We are going to read in a baseball statistics file. We are going to compute the highest runs by a player for each year. This file has all the statistics from 1871–2011 and it contains over 90,000 rows. Once we have the highest runs we will extend the script to translate a player id field into the first and last names of the players.

Link for datasets: http://hortonassets.s3.amazonaws.com/pig/lahman591-csv.zip

We start virtual box to get hadoop started, then we will see a GUI screen like below.

Upload .csv files using upload button on right corner.

Now we can go to Pig console by clicking pig image on title bar which leads us to pig console where we can write, edit and save pig commands.

Steps:

1. We need to load the data first. For that we use load statement.

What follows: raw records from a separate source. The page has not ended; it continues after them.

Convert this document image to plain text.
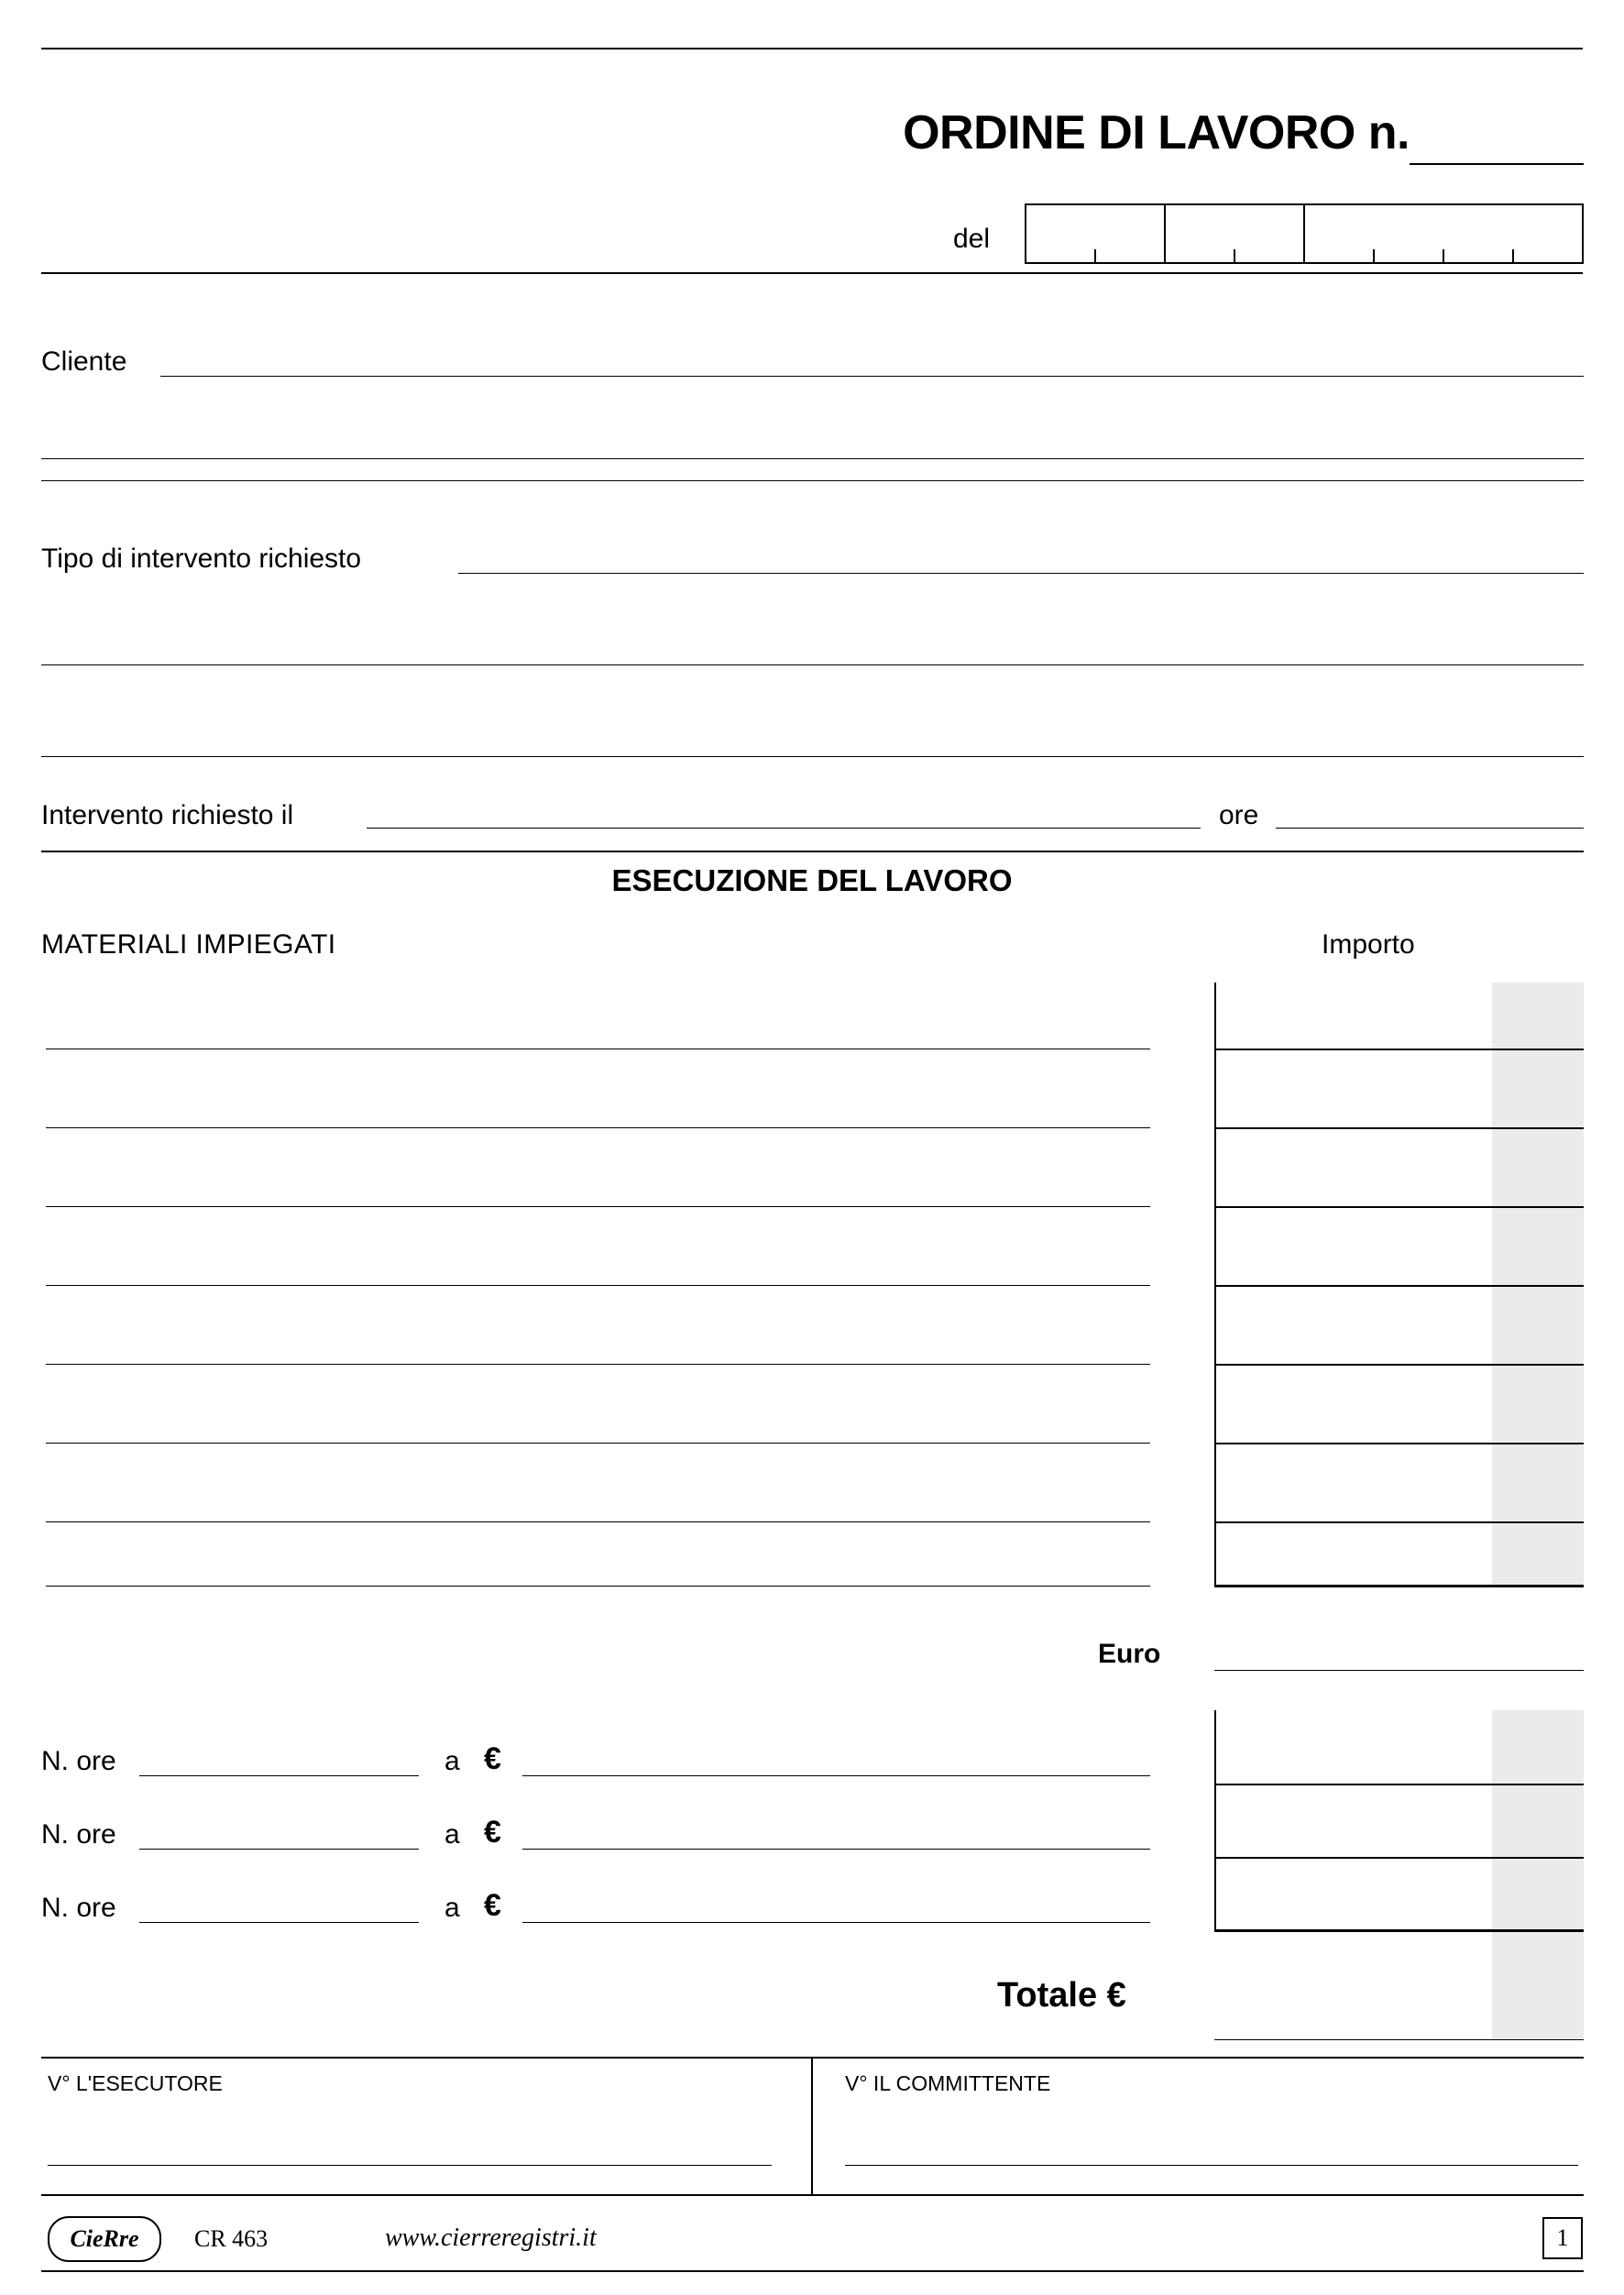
ORDINE DI LAVORO n.
del
Cliente
Tipo di intervento richiesto
Intervento richiesto il	ore
ESECUZIONE DEL LAVORO
MATERIALI IMPIEGATI	Importo
Euro
N. ore	a €
N. ore	a €
N. ore	a €
Totale €
V° L'ESECUTORE	V° IL COMMITTENTE
CieRre	CR 463	www.cierreregistri.it	1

2. To filter out the first row of the data we add FILTER statement.

3. Now we name the fields, We will use FOREACH statement to iterate batting data object. We can use Pig helper to provide us with a template if required.So the FOREACH statement will iterate through the batting data object and GENERATE pulls out selected fields and assigns them names. The new data object we are creating is then named runs.

4. We will use GROUP statement to group the elements in runs by the year field.

5. We will use FOREACH statement to find the maximum runs for each year.

6. We use the maximum runs we need to join this with the runs data object so we can pick up the player.

7. The result will be a dataset with "Year, PlayerID and Max Run".

8. At the end we DUMP data to the output.